- Aitha Village location on Varanasi district map Aitha Aitha (Uttar Pradesh) Aitha Aitha (India)
- Coordinates: 25°23′13″N 82°58′47″E﻿ / ﻿25.386964°N 82.979855°E
- Country: India
- State: Uttar Pradesh
- Elevation: 80 m (260 ft)

Population (2011)
- • Total: 2,398

Languages
- • Official: Hindi
- Time zone: UTC+5:30 (IST)
- PIN: 221003
- STD: 0542
- Vehicle registration: UP65 XXXX
- Village code: 209594
- Website: up.gov.in

= Aitha =

Aitha is a village in Varanasi district in the Indian state of Uttar Pradesh. It is about 312 kilometers from the state capital Lucknow and 806 kilometers from the national capital Delhi.

==Demography==
Aitha has a total population of 2,398 people amongst 354 families. Sex ratio of Aitha is 884 and child sex ratio is 917. Uttar Pradesh state average for both ratios is 912 and 902 respectively.

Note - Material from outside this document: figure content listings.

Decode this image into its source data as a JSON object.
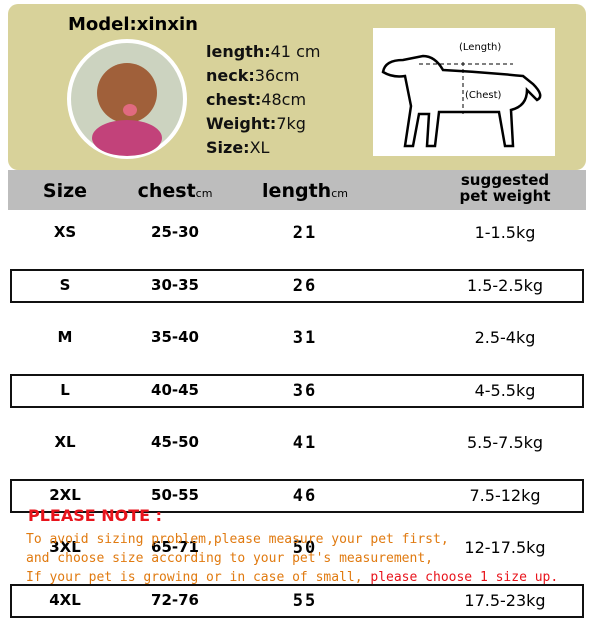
{
  "header": {
    "model": "Model:xinxin",
    "specs": [
      {
        "label": "length:",
        "value": "41 cm"
      },
      {
        "label": "neck:",
        "value": "36cm"
      },
      {
        "label": "chest:",
        "value": "48cm"
      },
      {
        "label": "Weight:",
        "value": "7kg"
      },
      {
        "label": "Size:",
        "value": "XL"
      }
    ],
    "diagram": {
      "length": "(Length)",
      "chest": "(Chest)"
    }
  },
  "table": {
    "columns": [
      {
        "label": "Size"
      },
      {
        "label": "chest",
        "unit": "cm"
      },
      {
        "label": "length",
        "unit": "cm"
      },
      {
        "label": "suggested pet weight"
      }
    ],
    "rows": [
      [
        "XS",
        "25-30",
        "21",
        "1-1.5kg"
      ],
      [
        "S",
        "30-35",
        "26",
        "1.5-2.5kg"
      ],
      [
        "M",
        "35-40",
        "31",
        "2.5-4kg"
      ],
      [
        "L",
        "40-45",
        "36",
        "4-5.5kg"
      ],
      [
        "XL",
        "45-50",
        "41",
        "5.5-7.5kg"
      ],
      [
        "2XL",
        "50-55",
        "46",
        "7.5-12kg"
      ],
      [
        "3XL",
        "65-71",
        "50",
        "12-17.5kg"
      ],
      [
        "4XL",
        "72-76",
        "55",
        "17.5-23kg"
      ]
    ]
  },
  "note": {
    "title": "PLEASE NOTE :",
    "lines": [
      "To avoid sizing problem,please measure your pet first,",
      "and choose size according to your pet's measurement,"
    ],
    "last_line": {
      "normal": "If your pet is growing or in case of small,",
      "emphasis": "please choose 1 size up."
    }
  }
}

| Details | Male | Female | Total | Comments |
| Number of houses | - | - | 354 | (census 2011) |
| Adult | 1,104 | 970 | 2,074 |
| Children (0–6 years) | 169 | 155 | 324 |
| Total population | 1,273 | 1,125 | 2,398 |
| Literacy | 85.14% | 67.01% | 76.66% |

==Transportation==
Aitha can be accessed by road only as it does not have a railway station. Closest railway station to this village is Sarnath (8 km). Nearest operational airports are Varanasi airport (18 kilometers) and Allahabad Airports (143 kilometers).

== Notes ==

- All demographic data is based on 2011 Census of India.